Miller Tabak media analyst David Joyce lowered his estimates on CBS last week, mainly because of the worsening advertising market.
Joyce cut his revenue and cash-flow estimates for CBS due to a further pullback in ad spending by certain key advertising categories — advertising is trending down 45% year-over-year and financials are down 35%. Joyce wrote in a report that could drive a fourth quarter 2008 core advertising industry revenue decline of 25% in the local spot market and a 22% dip in the first quarter of this year.
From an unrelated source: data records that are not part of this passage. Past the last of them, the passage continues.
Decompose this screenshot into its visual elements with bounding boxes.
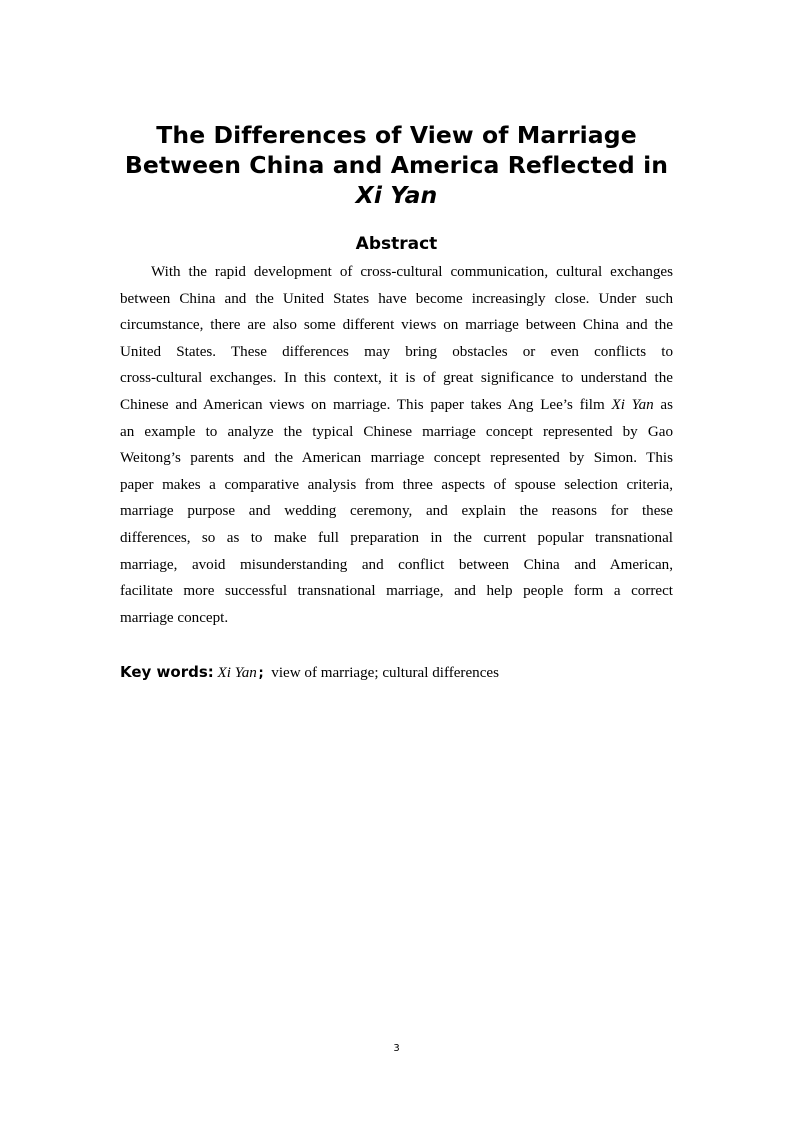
title-line-3-film-name: Xi Yan bbox=[355, 181, 438, 209]
abstract-line-text: Chinese and American views on marriage. This paper takes Ang Lee’s film bbox=[120, 396, 612, 413]
abstract-line: With the rapid development of cross-cultural communication, cultural exchanges bbox=[151, 264, 673, 280]
abstract-line-tail: as bbox=[653, 396, 673, 413]
abstract-line: facilitate more successful transnational marriage, and help people form a correct bbox=[120, 583, 673, 600]
abstract-film-name: Xi Yan bbox=[611, 396, 654, 413]
abstract-heading: Abstract bbox=[355, 234, 438, 254]
abstract-line: marriage, avoid misunderstanding and conflict between China and American, bbox=[120, 556, 673, 573]
abstract-line: circumstance, there are also some different views on marriage between China and the bbox=[120, 317, 673, 334]
document-title bbox=[100, 120, 693, 210]
page-number: 3 bbox=[393, 1043, 400, 1054]
abstract-line-with-film-name bbox=[120, 392, 673, 419]
abstract-line: an example to analyze the typical Chinese marriage concept represented by Gao bbox=[120, 423, 673, 440]
abstract-line: between China and the United States have become increasingly close. Under such bbox=[120, 290, 673, 307]
keywords-rest: view of marriage; cultural differences bbox=[271, 665, 499, 681]
keywords-film-name: Xi Yan bbox=[217, 665, 257, 681]
abstract-line: marriage purpose and wedding ceremony, and explain the reasons for these bbox=[120, 503, 673, 520]
abstract-line: cross-cultural exchanges. In this context, it is of great significance to understand the bbox=[120, 370, 673, 387]
keywords bbox=[120, 660, 680, 685]
keywords-separator: ; bbox=[256, 665, 266, 681]
keywords-label: Key words: bbox=[120, 663, 214, 681]
abstract-line: United States. These differences may bring obstacles or even conflicts to bbox=[120, 343, 673, 360]
abstract-line: Weitong’s parents and the American marriage concept represented by Simon. This bbox=[120, 450, 673, 467]
title-line-2: Between China and America Reflected in bbox=[124, 151, 669, 179]
abstract-body bbox=[120, 259, 673, 631]
abstract-line: paper makes a comparative analysis from three aspects of spouse selection criteria, bbox=[120, 476, 673, 493]
title-line-1: The Differences of View of Marriage bbox=[156, 121, 637, 149]
abstract-line: marriage concept. bbox=[120, 609, 229, 626]
abstract-line: differences, so as to make full preparation in the current popular transnational bbox=[120, 529, 673, 546]
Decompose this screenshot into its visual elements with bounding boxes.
As a result, Joyce cut his fourth-quarter 2008 revenue estimate for the Television division to $2.19 billion from $2.25 billion, reflecting a 15% decline in ad revenue versus his previous estimate of an 11% decline. Joyce also reduced his quarterly cash-flow estimate for the TV unit to $340 million from his previous mark of $450 million. Joyce modestly reduced his 1Q '09 revenue estimate for the unit to $2.241 billion from $2.286 billion.
Despite those declines, Joyce maintained his “buy” rating on the stock, but reduced his short-term (six to nine month) price target from $15 per share to $11 per share. On Jan. 22, CBS closed at $6.44.
Joyce maintained his “buy” rating on the stock, largely because of the sustainability of its $1.08 per share annual dividend, he cautioned that reaching the $11 target “may take another quarterly dividend payment and earnings report … to get there.”